Some would say it's their "destiny" to go in the box.

So it's been a slow mail week here at Committee Headquarters.  However, I think we've saved up enough cash to ship a new song out, and trust me, as far as songs go, it's the #1 Contender for the Abu Dhabi Box Heavyweight Championship.

Before 2007, Finger Eleven was only really known for their song "One Thing," which I will forever know as the "Chris Benoit Killed His Family and Then Hung Himself" song because of its use in the video tribute package to him on Raw the night he was found dead.  Somehow, this is not the worst thing they've done to music, as they managed to produce a song worse than a Nicholas Cage look-alike sloppily diving onto five wrestlers on a roller rink floor.


The name of the song is "Paralyzer," and unless you've been thankfully living under a rock somewhere and have been able to miss it, you know it well.  Practically every radio station in the world started playing this one seemingly every hour on the hour when it first hit the airwaves in 2007, despite how absolutely terrible it truly is.  The song tells the story of a man who goes to a club...and hates it.  He suffers from the worst case of wallflower syndrome I've ever heard, as he sulks in the corner of the club, anti-socially watching everyone else have a good time.  It's clear that he should have stayed home, as he even notes himself: "I should just stay home/if one thing really means one," which I'm sure has some kind of profound meaning.

Just then, he finds some attractive woman on the other side of the bar, and starts to imagine what going home with her, or to his house, or apparently just some dark place would be like. I guess then it's OK to be at this club, as he is now distracted.

To sum it up, here's how the song goes: "hey, this place SUCKS. Why am I even here?  I'm so angsty, and I can't stand being around happiness.  Oh, hey, you're cute."
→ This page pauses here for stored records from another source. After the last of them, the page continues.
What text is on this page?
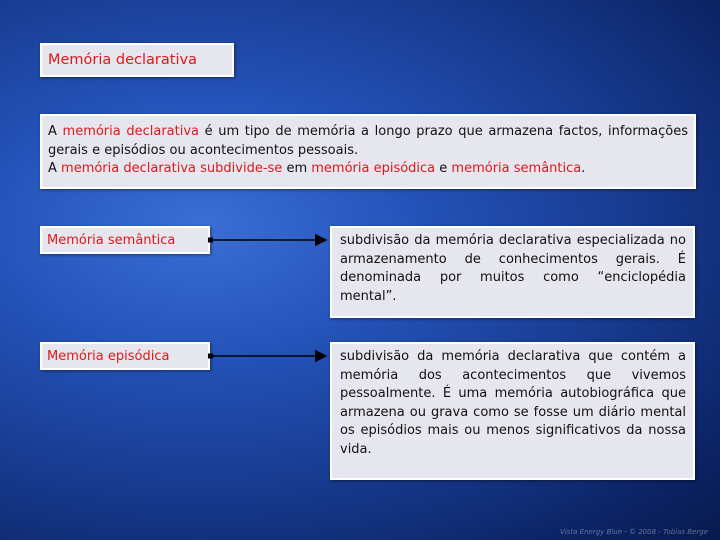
Memória declarativa
A memória declarativa é um tipo de memória a longo prazo que armazena factos, informações gerais e episódios ou acontecimentos pessoais.
A memória declarativa subdivide-se em memória episódica e memória semântica.
Memória semântica	subdivisão da memória declarativa especializada no armazenamento de conhecimentos gerais. É denominada por muitos como “enciclopédia mental”.
Memória episódica	subdivisão da memória declarativa que contém a memória dos acontecimentos que vivemos pessoalmente. É uma memória autobiográfica que armazena ou grava como se fosse um diário mental os episódios mais ou menos significativos da nossa vida.
Vista Energy Blue - © 2008 - Tobias Berge
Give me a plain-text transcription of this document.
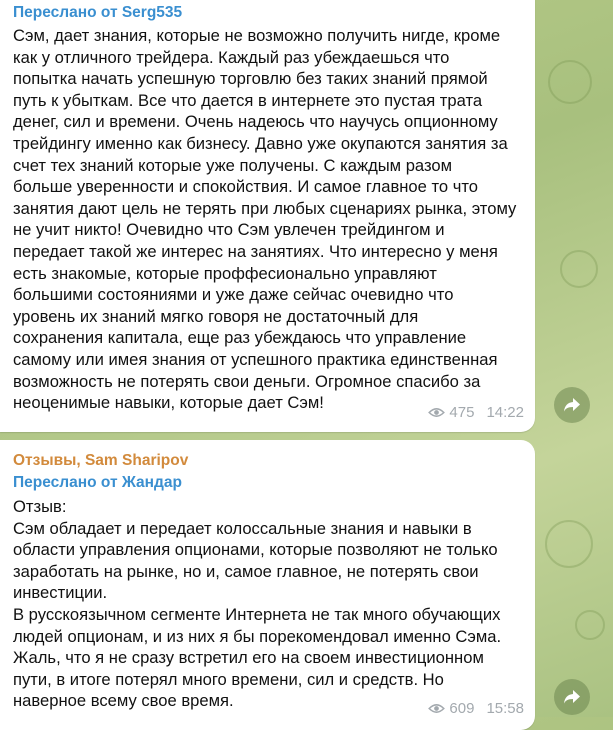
Переслано от Serg535
Сэм, дает знания, которые не возможно получить нигде, кроме
как у отличного трейдера. Каждый раз убеждаешься что
попытка начать успешную торговлю без таких знаний прямой
путь к убыткам. Все что дается в интернете это пустая трата
денег, сил и времени. Очень надеюсь что научусь опционному
трейдингу именно как бизнесу. Давно уже окупаются занятия за
счет тех знаний которые уже получены. С каждым разом
больше уверенности и спокойствия. И самое главное то что
занятия дают цель не терять при любых сценариях рынка, этому
не учит никто! Очевидно что Сэм увлечен трейдингом и
передает такой же интерес на занятиях. Что интересно у меня
есть знакомые, которые проффесионально управляют
большими состояниями и уже даже сейчас очевидно что
уровень их знаний мягко говоря не достаточный для
сохранения капитала, еще раз убеждаюсь что управление
самому или имея знания от успешного практика единственная
возможность не потерять свои деньги. Огромное спасибо за
неоценимые навыки, которые дает Сэм!
475 14:22
Отзывы, Sam Sharipov
Переслано от Жандар
Отзыв:
Сэм обладает и передает колоссальные знания и навыки в
области управления опционами, которые позволяют не только
заработать на рынке, но и, самое главное, не потерять свои
инвестиции.
В русскоязычном сегменте Интернета не так много обучающих
людей опционам, и из них я бы порекомендовал именно Сэма.
Жаль, что я не сразу встретил его на своем инвестиционном
пути, в итоге потерял много времени, сил и средств. Но
наверное всему свое время.	609 15:58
And then, the video makes absolutely no sense.  I mean, as bad as the story is, the song at least tells one that can be transferred into an almost-watchable (for the blind, at least) music video.  But no, instead, they go out and get some dude and some chick, put them in suits, and then have them dance and spawn other people to dance with them while they do it. Where are these people coming from?  Why are they dancing so awkwardly?

Remember the last time a video told a nonsensical story that had people randomly dancing for no reason?  Yeah, that one's pretty much remembered as a joke, too.


In conclusion, you can make all the "I'm winning the belt!" motions you want around your waist, Finger Eleven, but the only title that "Paralyzer" is winning can be found in Abu Dhabi.